Pero hay una diferencia fundamental. Y es que, si bien el pensamiento, la práctica política y los objetivos de poder de López Obrador son hoy los mismos de siempre, las reglas politicoelectorales no lo son, como tampoco están las libertades fundamentales en la misma situación de antes. Y en el contraste de esas diferencias se localiza lo más pastoso de la impostura democrática de López Obrador, quien al tiempo que se beneficiaba de la naciente democracia electoral mexicana –sin la cual nunca habría llegado a donde se encuentra–, al interior de su partido, en su gobierno capitalino, en su candidatura presidencial y, sobre todo, en su lucha postelectoral, puso en práctica precisamente todos los métodos de la cultura presidencialista del PRI. Llegó a lo más alto gracias a la democracia, y cuando llegó rompió los cables que sostenían el puente.

Democracia de cangrejo

Tanto o más importante que el cambio de piel que se percibió en López Obrador entre el 2 de julio y el 16 de septiembre es el camino que en sentido contrario a la cultura democrática naciente le imprimió a su desarrollo político y personal. La cultura democrática de cangrejo, de caminar hacia atrás, le rindió frutos desde el momento que salió del PRI y decidió su incorporación al FDN y al PRD. Se vinculó de inmediato a la corriente de Cárdenas, a quien cultivó con los mismos afanes y métodos de la vieja cultura dominante. La del elogio desmedido, el culto a la personalidad, la incondicionalidad a toda prueba, la sumisión. Pronto se convirtió en el “hijo político” de Cárdenas, en el preferido, en el hombre fuerte.

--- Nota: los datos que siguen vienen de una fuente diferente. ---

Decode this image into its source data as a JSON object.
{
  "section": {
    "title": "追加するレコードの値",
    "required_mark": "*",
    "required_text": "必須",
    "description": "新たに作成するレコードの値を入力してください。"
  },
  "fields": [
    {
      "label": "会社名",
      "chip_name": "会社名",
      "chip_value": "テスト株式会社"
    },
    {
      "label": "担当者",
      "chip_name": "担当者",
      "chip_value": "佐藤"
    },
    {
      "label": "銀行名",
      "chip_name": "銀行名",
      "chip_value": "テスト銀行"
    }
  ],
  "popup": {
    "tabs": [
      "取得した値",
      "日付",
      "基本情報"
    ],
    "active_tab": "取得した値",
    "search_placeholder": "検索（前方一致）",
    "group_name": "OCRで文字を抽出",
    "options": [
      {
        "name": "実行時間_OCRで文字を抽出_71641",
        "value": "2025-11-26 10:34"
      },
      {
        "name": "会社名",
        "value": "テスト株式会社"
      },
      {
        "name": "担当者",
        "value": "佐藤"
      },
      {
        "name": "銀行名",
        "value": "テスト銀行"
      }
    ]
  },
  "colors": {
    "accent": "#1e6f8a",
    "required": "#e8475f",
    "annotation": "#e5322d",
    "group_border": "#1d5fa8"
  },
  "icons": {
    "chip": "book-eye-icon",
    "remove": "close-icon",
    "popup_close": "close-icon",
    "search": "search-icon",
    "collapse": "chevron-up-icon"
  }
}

Encarnó una dualidad que en la cultura política mexicana se transforma en virtud harto rentable; la de operador político y ariete contra los adversarios. En todas las batallas de Cárdenas contra sus adversarios de tribu, López Obrador siempre estaba solícito y servicial. En las guerras contra Porfirio Muñoz Ledo, en los choques contra Heberto Castillo, contra los “chuchos”. Y precisamente en 1996 –fecha que marca el inicio de la década trágica del PRD y el despegue del caudillo–, AMLO consiguió de su padre político la gran oportunidad. Porfirio Muñoz Ledo terminaba su gestión como presidente del PRD, estaba en puerta la elección federal intermedia del gobierno de Ernesto Zedillo –la de 1997–, y era el momento para preparar la sucesión presidencial del año 2000. En la pugna por la dirigencia aparecieron Heberto Castillo, el mítico líder de la izquierda, además de Jesús Ortega, el jefe del hoy poderoso grupo motejado como los “Chuchos”.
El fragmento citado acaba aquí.